Maybe a Newtown Child Should Lead Us

Note to students, kids and other thoughtful people: we decide what kind of world we live in.  On this first anniversary of terrible news from Sandy Hook, let us step forward with direction and commitment and power.  Maybe the power only involves lighting a candle or writing a letter or sending out a word to reverberate, but the place to start is right where we are.

 

Frightened people justify the need for assault weapons on the basis that someone is out to get us.  When military style weapons are turned on our children, extremists call for more weapons.  They mark the individual shooter instead of considering our culture.

 

Yes the history of humanity is filled with battles over religion, territory and resources.  Where is the thought that we could leave current practices behind?  We don't have to write on stone tablets anymore.  We don't have to make fire by striking rocks together.  We don't have to throw spears at wild animals to feed the family.

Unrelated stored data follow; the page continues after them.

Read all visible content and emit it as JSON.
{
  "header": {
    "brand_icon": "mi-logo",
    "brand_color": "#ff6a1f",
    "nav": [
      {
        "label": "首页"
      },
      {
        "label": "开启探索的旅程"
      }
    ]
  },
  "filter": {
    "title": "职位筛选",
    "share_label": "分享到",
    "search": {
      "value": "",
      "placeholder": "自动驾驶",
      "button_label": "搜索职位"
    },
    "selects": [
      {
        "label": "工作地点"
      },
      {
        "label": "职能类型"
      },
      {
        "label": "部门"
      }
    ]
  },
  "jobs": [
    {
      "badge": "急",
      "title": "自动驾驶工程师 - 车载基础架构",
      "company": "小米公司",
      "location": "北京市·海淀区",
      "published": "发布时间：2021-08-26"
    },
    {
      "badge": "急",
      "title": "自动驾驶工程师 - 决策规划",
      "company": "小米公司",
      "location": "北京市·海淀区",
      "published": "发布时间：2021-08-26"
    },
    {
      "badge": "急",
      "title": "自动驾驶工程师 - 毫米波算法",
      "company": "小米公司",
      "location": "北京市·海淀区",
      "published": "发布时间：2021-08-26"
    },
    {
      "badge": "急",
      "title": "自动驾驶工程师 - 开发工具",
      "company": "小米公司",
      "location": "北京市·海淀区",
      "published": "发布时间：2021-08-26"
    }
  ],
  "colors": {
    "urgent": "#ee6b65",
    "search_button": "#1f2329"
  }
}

Human beings have invented solutions for all sorts of challenges -- we have windmills and flashlights and satellite radios.  We have juries and libraries and church on television.  Somewhere there's a kid day dreaming right now who will come up with the next great invention.

 

There is a common theme in our society that we will self-destruct.  People who grew up watching the Jetsons might be distressed at the dystopian view in today's entertainment such as The Hunger Games.  Also it seems like every other week there's a movie coming out in which the Earth is destroyed.

 

Do we need assault weapons to fight aliens who are coming from outer space to hurt us?  Really?  If a species has mastered travel from another solar system, wouldn't we seem primitive to them?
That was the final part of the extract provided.